Films traditionally drop about 40/50% in their second weekend. Tell Me Sweet Something dropped by 23% and finished at no. 5.

Having made the economic case for films like Tell Me Sweet Something, we found ourselves reduced from 47 screens in our third week to 27 screens. Despite this drop in the number of screens Tell Me Sweet Something remained in the Top 10 at no. 10 and still performed better than some of the new titles.

The exhibitor states that it was taken out of sites where the film was not performing and this is totally understandable. However it has now started to be taken out of key sites such as Gateway and Sandton, where the film is performing extremely well, this will have a big impact on the films bottom line. When asked why it was being taken out of site, this was the reply from Mr. Clive Fisher the GM of AcquisitIons and Scheduling replied,

I understand the film is still performing at Sandton, however with only 10 screens and the amount of titles releasing every week we do not have space for the title anymore.

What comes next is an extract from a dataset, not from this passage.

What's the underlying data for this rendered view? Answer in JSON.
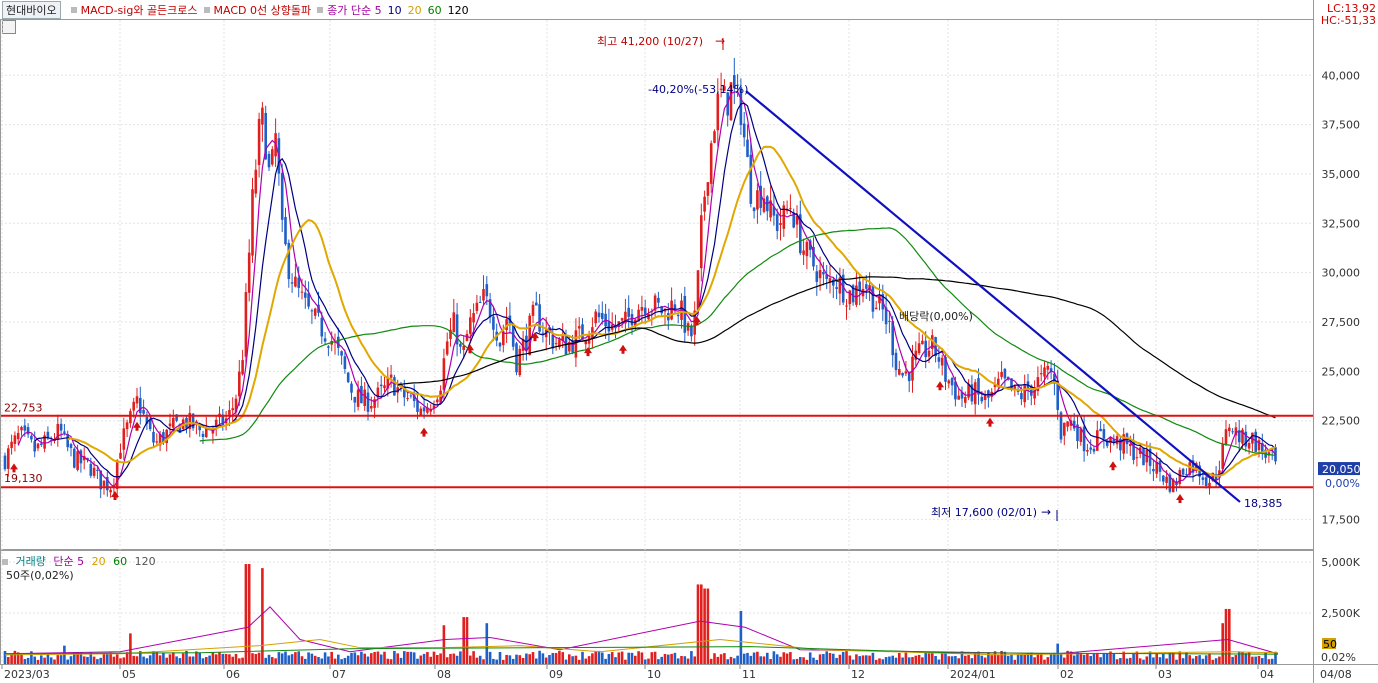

I had another look to try and see if we could load a few shows for the film but unfortunately there is no space.

Sorry.

Thanks

So I’m writing this letter to you to highlight the struggle local films face when trying to build economic arguments. What is the point of an Emerging Filmmaker’s Initiative to boost the industry if this is the response to a film that is performing well? What is the point of local filmmakers growing audiences for our content when the decision to move successful films from key sites is treated like this? What is the point of all the effort the team from Tell Me Sweet Something have put into filling cinemas, when this is the response we get.

This action perpetuates the myth that black films do not do well. What Tell Me Sweet Something began to demonstrate in its first two weeks was that this is not in fact the case.

We need your help to get the exhibitors to re-think their decisions to remove the film from its well performing sites, and to not just treat this as another film, but to contribute to the advancement of South African film in general and to give Black films a fair chance in particular.

What we‘re appealing for is a change in attitude. We will not have economic success if the exhibitor does not change its attitude to black films that are performing well, to understand that it’s the responsibility of us all Filmmakers and Exhibitors to transform the cinema landscape in this country.